The demethylation reaction was also performed on a 2:1 mixture of 11 and 27, resulting in a 2:1 mixture of 12 and its (Z)-diastereomer. Characteristic signals for the (Z)-diastereomer: ¹H NMR (400 MHz (CD₃)₂CO) δ_H 6.85 (s, 1 H), 6.48 (t, 1 H, J = 7.6 Hz), 3.81 (s, 2 H), 3.46 (d, 2 H, J = 7.6 Hz).

Microbroth dilution assays were performed as described in the CLSI guidelines. Minimum inhibitory concentrations (MIC₅₀ and MIC₉₀) were determined using 96-well microbroth dilution assays. Antimicrobial activity of pure compounds or antibiotic standards were tested by adding serial dilutions to wells containing Mueller Hinton II broth. An overnight growth of S. aureus ATCC 25923, MRSA ATCC BAA-41, MDRSA BAA-44, S. aureus UAMS-1, and CA-MRSA USA300-LAC was diluted in Mueller-Hinton II broth and added to the wells to a final concentration of 5 × 10⁵ colony forming units (CFU) per milliliter. Plates were incubated for 18 h at 37 °C with shaking at 200 rpm. Absorbance at 600 nm is read on a Molecular Devices plate reader.

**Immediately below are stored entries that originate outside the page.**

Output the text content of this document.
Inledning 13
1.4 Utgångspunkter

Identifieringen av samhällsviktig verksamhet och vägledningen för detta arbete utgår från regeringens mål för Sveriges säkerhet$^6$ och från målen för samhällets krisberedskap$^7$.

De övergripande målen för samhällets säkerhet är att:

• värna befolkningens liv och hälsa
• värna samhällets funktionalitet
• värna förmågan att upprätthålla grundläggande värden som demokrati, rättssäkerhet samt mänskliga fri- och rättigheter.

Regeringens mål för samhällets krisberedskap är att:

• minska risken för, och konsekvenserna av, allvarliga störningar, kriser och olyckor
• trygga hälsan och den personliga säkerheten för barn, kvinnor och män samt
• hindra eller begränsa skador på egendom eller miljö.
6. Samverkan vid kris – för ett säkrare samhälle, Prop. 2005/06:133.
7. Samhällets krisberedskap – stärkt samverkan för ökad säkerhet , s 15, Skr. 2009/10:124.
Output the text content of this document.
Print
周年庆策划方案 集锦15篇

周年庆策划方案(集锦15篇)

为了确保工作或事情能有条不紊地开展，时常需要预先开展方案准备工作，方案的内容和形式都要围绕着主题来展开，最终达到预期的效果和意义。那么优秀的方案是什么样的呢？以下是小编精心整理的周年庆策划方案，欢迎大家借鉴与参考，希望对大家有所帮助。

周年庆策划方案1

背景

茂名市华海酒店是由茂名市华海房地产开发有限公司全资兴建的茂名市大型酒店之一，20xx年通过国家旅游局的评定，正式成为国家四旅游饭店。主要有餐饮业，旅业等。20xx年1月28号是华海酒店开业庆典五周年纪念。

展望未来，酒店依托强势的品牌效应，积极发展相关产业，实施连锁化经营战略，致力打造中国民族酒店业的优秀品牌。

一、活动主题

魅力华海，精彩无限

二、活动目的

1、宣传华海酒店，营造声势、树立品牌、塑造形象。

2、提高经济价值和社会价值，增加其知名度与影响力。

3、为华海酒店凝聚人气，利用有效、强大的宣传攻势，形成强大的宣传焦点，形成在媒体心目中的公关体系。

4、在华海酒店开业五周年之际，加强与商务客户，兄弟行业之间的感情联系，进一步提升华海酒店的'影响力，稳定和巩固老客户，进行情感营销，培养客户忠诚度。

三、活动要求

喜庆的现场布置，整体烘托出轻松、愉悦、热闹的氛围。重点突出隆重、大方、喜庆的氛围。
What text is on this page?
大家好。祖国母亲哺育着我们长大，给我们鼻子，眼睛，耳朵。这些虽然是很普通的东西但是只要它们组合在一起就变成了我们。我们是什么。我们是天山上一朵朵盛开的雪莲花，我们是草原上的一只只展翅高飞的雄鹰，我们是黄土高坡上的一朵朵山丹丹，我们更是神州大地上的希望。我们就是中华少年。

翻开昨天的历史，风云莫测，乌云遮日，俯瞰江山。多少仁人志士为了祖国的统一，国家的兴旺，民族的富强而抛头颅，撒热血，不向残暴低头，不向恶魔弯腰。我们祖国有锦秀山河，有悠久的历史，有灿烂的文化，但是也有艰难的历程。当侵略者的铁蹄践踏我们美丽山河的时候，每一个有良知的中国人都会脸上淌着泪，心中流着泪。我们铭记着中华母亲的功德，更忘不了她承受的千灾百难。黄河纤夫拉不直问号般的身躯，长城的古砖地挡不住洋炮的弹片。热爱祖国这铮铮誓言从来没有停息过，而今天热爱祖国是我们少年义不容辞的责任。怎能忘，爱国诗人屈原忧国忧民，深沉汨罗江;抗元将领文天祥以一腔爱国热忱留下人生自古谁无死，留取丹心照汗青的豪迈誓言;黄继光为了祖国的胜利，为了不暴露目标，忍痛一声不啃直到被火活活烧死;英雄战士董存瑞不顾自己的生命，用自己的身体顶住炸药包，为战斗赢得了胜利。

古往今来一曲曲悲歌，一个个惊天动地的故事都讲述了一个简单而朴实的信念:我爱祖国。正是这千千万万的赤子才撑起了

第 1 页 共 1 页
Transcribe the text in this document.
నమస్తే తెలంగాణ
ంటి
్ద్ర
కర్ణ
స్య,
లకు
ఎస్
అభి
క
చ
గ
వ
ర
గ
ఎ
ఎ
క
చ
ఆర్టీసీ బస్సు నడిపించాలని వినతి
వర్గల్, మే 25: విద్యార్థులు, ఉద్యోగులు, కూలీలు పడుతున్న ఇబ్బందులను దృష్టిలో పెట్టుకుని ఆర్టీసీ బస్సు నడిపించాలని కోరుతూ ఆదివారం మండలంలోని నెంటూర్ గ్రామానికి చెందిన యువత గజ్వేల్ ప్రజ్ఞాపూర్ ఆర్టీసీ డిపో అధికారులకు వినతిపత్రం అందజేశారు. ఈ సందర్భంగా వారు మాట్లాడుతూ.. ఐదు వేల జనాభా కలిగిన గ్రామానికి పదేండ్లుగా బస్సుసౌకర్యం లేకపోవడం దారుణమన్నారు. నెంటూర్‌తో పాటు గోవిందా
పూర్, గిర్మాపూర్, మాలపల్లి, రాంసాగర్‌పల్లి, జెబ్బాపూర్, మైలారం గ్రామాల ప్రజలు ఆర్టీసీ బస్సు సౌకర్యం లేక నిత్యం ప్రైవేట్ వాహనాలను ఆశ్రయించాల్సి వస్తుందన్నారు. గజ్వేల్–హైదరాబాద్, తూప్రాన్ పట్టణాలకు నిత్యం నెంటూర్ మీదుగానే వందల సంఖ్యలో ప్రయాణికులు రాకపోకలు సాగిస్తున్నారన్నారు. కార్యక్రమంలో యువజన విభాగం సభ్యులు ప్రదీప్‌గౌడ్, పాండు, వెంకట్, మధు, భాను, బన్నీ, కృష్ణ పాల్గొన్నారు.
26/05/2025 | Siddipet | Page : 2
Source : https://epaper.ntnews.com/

Growth curves are plotted, and curves were fit to a one-site model using the equation y = 100/[1 + (concentration/MIC₅₀)], where MIC₅₀ is the concentration at which the growth of bacterial cultures are reduced by 50%. MIC₉₀ values were visually calculated by determining the lowest concentration of test compound that allowed no visible growth (no difference of absorption between treated samples and blank controls).

Bacteriostatic (BS) or bactericidal (BC) properties were determined by plating onto a fresh TSA plate an aliquot from each well that showed no visible growth starting at the MIC₉₀. Plates were incubated for 24 h at 37 °C, and colonies were counted. Bactericidal concentrations were defined as those that resulted in a three logarithmic decrease in the number of viable bacteria relative to the starting inoculum, and the lowest bactericidal concentration was defined as the MBC.